FWIW, even highly accomplished software developers / hackers like Jonathan Blow[1] have said that in almost every case, you should just use an array as your data structure (or some variation of an array), unless you actually have a good reason not to (that will get you a lot of value)

Of course that doesn't mean you shouldn't know how advanced data structures work and be able to work with them, it just means you shouldn't reach for say, a fibonacci heap before you just use an array.

[1] https://en.m.wikipedia.org/wiki/Jonathan_Blow

> Of course that doesn't mean you shouldn't know how advanced data structures work and be able to work with them..

We don't disagree. Understanding data structures is about reaching for the right tool, and very often the hammer of an array/map is the right tool. But the problem I gave isn't that exotic. It's a case where "reaching for an array" is a brute force solution that won't scale.

So how do you separate candidates who understand those limitations from those that don't? By asking about those cases. They're not that common, but that doesn't mean they never come up or you won't get a nasty bug if you don't understand these foundations.

I would start by asking the question without mentioning scaling at all, and see how they respond.

If they immediately jump to using a fancy data structure like a suffix array, but they don't ask any questions about how critical performance and scaling are, then it shows they know a lot of stuff about CS, but they may be lacking in more practical experience.

If they tell you they would just use an array or a map (which would be extremely inefficient with large amounts of data), then you ask a follow-up question about scaling, and see how they respond. If they can't answer that question, then they lack practical experience and fundamental knowledge of advanced data structures.

Do you agree with that approach?

I totally agree with asking the basic question and then adding scale and complexity.

I don't know if I agree that using a trie at the outset reflects poorly on a candidate. They might see where you are going with the question, even though "you didn't mention scale." Good candidates are going to think about scale at least a little bit. That's not necessarily "lacking practical experience." It's not like basic tries or linked lists are super complex "fancy" data structures.

I think the key is for both parties to communicate thought process. If you're concerned about overengineering then prompt them to explain why they didn't choose an array.

Outside of special cases you would be doing lookup in some data store so this has fairly minimal chance of mattering in a real world project.
Load it all into Elasticsearch and just do an API call.
Network latency is an issue then.
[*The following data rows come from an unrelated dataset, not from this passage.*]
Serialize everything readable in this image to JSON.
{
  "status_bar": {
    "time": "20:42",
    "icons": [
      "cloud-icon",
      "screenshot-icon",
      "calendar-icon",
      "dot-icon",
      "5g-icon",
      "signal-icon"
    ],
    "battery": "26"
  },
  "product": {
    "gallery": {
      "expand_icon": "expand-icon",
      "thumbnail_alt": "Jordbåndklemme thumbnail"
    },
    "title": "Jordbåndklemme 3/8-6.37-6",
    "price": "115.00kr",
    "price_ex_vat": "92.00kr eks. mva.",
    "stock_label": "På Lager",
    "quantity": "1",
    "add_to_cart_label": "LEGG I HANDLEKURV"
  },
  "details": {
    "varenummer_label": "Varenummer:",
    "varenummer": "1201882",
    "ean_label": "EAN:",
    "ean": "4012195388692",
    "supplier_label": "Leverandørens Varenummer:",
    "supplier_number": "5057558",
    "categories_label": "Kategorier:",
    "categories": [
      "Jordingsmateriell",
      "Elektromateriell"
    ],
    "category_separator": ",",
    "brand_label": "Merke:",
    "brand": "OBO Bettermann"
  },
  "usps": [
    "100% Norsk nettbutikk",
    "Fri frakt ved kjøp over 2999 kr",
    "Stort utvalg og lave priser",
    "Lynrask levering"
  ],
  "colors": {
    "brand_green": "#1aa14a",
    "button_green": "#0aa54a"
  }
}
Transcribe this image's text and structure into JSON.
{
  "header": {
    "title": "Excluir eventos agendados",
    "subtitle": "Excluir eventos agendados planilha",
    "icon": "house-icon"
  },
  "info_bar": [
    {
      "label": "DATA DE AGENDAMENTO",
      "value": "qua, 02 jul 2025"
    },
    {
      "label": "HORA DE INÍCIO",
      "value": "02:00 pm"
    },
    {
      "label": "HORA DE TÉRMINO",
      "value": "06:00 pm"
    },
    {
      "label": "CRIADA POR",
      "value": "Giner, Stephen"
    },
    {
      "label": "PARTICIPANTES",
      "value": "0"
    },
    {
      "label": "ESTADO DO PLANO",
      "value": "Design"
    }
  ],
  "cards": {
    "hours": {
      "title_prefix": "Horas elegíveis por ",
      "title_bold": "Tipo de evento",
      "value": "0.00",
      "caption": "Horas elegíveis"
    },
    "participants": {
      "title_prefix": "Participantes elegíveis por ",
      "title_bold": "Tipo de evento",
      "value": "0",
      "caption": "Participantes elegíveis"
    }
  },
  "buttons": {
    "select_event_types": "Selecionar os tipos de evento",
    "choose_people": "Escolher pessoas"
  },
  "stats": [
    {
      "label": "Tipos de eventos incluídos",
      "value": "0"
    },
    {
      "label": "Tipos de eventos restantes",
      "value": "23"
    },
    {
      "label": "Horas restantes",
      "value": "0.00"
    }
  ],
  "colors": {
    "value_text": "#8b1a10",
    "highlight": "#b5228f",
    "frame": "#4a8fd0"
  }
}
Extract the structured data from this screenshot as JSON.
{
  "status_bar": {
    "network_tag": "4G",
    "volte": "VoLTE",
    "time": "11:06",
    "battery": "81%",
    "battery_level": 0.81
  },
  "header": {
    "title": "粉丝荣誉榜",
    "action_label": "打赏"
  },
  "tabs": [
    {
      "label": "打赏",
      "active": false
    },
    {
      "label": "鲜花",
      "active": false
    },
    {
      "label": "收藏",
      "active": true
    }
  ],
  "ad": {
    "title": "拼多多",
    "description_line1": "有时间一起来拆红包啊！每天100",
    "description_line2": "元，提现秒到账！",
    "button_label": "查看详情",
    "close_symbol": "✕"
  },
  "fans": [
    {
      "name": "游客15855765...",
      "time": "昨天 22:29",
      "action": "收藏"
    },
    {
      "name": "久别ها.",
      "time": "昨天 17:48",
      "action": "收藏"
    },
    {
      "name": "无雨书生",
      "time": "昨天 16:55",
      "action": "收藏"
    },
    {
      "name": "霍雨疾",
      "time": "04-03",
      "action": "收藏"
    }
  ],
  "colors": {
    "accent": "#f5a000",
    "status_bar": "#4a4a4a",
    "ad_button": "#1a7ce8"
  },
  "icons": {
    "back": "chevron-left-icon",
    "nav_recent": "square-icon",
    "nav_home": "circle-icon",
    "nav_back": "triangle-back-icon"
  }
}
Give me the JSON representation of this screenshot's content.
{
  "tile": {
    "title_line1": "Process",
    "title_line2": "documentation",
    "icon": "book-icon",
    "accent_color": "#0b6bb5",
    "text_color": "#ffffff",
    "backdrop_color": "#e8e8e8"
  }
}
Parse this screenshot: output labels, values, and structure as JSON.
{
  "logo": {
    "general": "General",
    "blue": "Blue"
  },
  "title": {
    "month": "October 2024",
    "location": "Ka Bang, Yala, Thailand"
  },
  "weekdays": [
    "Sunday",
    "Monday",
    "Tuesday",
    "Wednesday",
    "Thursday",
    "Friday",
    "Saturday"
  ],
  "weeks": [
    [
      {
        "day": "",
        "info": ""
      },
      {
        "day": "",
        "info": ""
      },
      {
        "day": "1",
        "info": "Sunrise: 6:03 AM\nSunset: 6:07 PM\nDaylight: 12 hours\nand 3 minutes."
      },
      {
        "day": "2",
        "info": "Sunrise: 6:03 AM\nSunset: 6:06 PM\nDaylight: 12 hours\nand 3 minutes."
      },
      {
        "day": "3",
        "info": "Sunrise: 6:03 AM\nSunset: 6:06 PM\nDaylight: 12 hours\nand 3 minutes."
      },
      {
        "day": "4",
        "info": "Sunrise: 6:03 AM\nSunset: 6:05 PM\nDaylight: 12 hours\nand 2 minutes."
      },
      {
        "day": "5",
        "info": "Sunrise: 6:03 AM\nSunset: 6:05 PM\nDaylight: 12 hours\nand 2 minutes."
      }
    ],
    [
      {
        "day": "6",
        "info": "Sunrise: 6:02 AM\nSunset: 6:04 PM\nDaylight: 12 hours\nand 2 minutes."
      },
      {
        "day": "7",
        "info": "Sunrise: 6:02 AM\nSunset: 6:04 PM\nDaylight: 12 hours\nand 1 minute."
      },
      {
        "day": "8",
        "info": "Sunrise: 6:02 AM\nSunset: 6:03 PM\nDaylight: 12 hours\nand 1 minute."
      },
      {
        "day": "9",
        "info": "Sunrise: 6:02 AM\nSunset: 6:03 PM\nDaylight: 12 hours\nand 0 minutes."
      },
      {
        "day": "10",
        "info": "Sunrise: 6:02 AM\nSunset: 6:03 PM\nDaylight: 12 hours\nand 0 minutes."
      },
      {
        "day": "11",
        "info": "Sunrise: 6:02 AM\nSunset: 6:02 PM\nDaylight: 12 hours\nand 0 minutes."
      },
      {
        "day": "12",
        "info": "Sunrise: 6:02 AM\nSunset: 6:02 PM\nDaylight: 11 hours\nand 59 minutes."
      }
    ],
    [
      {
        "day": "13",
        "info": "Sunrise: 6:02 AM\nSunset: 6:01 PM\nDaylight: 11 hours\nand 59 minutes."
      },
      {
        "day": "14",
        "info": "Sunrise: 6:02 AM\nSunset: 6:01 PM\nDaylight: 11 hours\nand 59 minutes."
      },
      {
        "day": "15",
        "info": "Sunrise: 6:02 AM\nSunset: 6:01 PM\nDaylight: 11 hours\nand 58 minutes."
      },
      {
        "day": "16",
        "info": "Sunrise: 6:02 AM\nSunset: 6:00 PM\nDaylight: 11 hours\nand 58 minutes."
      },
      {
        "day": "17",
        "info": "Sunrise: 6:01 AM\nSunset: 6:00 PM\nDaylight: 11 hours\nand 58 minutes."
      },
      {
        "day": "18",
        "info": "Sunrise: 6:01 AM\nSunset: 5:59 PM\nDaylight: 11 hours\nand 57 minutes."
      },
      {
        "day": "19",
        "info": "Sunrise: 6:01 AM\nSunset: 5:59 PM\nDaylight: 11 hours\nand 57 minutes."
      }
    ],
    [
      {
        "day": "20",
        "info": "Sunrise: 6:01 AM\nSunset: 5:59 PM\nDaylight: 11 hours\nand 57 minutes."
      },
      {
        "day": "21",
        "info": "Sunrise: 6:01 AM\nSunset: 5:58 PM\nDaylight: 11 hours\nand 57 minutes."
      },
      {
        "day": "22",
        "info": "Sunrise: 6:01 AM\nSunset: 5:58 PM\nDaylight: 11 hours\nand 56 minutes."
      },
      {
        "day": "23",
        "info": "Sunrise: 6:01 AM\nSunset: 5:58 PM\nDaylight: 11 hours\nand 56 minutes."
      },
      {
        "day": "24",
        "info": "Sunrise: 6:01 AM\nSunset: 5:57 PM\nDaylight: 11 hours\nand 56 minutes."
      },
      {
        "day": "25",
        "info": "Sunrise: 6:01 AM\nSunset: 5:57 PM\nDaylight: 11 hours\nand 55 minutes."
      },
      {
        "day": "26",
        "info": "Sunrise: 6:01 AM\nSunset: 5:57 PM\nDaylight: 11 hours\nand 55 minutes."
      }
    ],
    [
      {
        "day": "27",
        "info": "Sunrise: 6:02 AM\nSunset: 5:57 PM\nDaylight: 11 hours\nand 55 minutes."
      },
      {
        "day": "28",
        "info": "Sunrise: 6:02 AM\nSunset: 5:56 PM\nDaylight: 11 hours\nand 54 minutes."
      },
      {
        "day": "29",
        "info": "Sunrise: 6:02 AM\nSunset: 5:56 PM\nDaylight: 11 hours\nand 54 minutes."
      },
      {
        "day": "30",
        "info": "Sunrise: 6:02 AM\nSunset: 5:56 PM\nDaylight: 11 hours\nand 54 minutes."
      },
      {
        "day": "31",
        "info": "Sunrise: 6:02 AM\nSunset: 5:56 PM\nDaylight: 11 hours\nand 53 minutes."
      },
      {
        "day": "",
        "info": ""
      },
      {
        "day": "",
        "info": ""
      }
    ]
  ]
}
The word list is going to lag behind keystrokes. Also, doesn't work offline.
If you assume your corpus fits in the same instance (since you mention offline), you can run a single node elasticsearch on the same instance as well.
No, you can't run elasticsearch offline on a web client.

Look, we can keep going back and forth and maybe you'll dig up some javascript library that implements a search. And that's fine, I believe there are "maker" roles that largely are about gluing things together and translating requirements into code and shouldn't require screening for CS fundamentals. But at some point it gets a little hacky and suboptimal if you lack a good practical grasp of computer science.

Ha, yeah, I might say something similar, except that I would say, "mostly just arrays and maps".